С некоторым облегчением даже она позволила себе махнуть на все рукой. Ей и раньше казалось, что домашними делами она занимается только ради мужа, а теперь, оставшись одна, она позволила себе ничего не делать. Времени у нее было предостаточно, но в конце концов она перестала делать и самые простые вещи. Белье для стирки грудами копилось в ванной, по углам собиралась пыль, однако подняться с дивана было выше ее сил. Вернее, она и хотела бы сделать это, но для ее мышц ни один довод не казался убедительным.
Сославшись на простуду, она перестала ходить на работу. Спала больше необходимого, спала даже днем. Жалюзи не опускала, но вполне достаточно было просто закрыть глаза, чтобы не замечать света, удалить из сознания окружающие вещи и забыть про свое ненавистное тело. Груз последствий никуда не делся и давил, давил, навалившись на нее.
Он давил даже тогда, когда она погружалась в глубокий, тяжелый сон, полный кошмаров. Если пересыхало в горле, она просыпалась от того, что задыхается. Если затекала рука, долго лежавшая под подушкой, ей казалось, что руку кусает овчарка. А когда замерзали ноги, не укрытые одеялом, она снова оказывалась по шею в снегу, там, в горах. Однако ей не было страшно.

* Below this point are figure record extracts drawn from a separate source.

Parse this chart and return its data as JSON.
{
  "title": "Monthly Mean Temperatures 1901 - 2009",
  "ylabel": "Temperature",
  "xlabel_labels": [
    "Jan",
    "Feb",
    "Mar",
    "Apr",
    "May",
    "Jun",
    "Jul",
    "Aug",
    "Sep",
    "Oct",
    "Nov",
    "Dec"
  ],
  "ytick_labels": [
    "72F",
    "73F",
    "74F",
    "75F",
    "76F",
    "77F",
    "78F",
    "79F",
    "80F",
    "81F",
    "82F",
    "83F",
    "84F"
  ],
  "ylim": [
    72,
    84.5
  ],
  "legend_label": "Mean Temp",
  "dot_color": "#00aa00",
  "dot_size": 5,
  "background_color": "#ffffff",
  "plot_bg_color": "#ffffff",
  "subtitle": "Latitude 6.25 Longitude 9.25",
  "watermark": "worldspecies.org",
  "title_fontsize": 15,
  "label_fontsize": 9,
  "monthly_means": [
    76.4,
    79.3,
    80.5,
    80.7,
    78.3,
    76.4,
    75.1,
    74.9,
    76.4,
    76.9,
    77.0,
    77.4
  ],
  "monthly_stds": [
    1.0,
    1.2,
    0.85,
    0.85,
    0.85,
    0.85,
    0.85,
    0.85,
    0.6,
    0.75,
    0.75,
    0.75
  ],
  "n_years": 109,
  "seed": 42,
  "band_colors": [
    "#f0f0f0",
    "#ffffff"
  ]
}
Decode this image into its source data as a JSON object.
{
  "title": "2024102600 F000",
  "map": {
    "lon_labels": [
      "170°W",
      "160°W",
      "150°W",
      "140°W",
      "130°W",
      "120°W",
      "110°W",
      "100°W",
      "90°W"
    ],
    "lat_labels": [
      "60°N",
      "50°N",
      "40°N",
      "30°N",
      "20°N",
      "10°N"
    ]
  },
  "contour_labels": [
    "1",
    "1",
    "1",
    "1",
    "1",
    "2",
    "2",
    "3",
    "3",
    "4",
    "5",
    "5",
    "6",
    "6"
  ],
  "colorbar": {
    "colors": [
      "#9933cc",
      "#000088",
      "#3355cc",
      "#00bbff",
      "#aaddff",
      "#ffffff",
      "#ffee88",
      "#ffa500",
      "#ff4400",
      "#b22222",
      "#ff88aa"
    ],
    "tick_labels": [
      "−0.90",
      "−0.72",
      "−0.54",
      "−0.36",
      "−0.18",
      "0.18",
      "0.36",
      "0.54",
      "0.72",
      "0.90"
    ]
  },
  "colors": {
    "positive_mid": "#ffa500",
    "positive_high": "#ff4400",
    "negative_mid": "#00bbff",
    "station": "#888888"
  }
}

Парализованная, она могла пошевелить языком и, высунув его, лизать снег. Снег был сладкий, и ей хотелось съесть его, как мороженое, но она не могла повернуть голову. И тогда она просто ждала, пока холод поднимется по ногам, заполнит живот, разойдется по венам и остудит в них кровь.
После пробуждения Аличе поднималась только в самом крайнем случае и медленно отходила от путаницы сновидений, оставлявших в ее сознании болезненный, мутный след. Стараясь вернуть ясность мысли, она бродила по тихой квартире, пугаясь собственного отражения в зеркалах. Иногда она думала, что ее психика не справится. Но это ее не огорчало. Напротив, она даже улыбалась при мысли, что наконец-то у нее есть выбор: либо по ту сторону, либо по эту.
По вечерам она жевала листья салата, вытаскивая их прямо из пластикового пакета. Хрустящие листья были неживые, бледные, и вкус у них был соответствующий — вкус воды. Ела она их не для того, чтобы наполнить желудок, а только ради привычного ритуала: поужинать, занять время, которое некуда было девать. Она жевала салат, пока не начинало тошнить от этой искусственной, бесплотной еды, и освобождалась от Фабио, от самой себя, от всех тех напрасных усилий, которые совершила, чтобы прийти к этой вот самой минуте, ничего не обретя.
С отстраненным любопытством она наблюдала, как вновь дают о себе знать ее слабости, ее наваждения. На этот раз она дала им полную волю, сознавая, что и раньше поступала так же. Характер — это судьба, говорила она себе, вспоминая школьные годы и тот день, когда уехал Маттиа, а потом вскоре ушла и ее мать. Они отправились в разных направлениях, но в одинаковой мере были далеки от нее.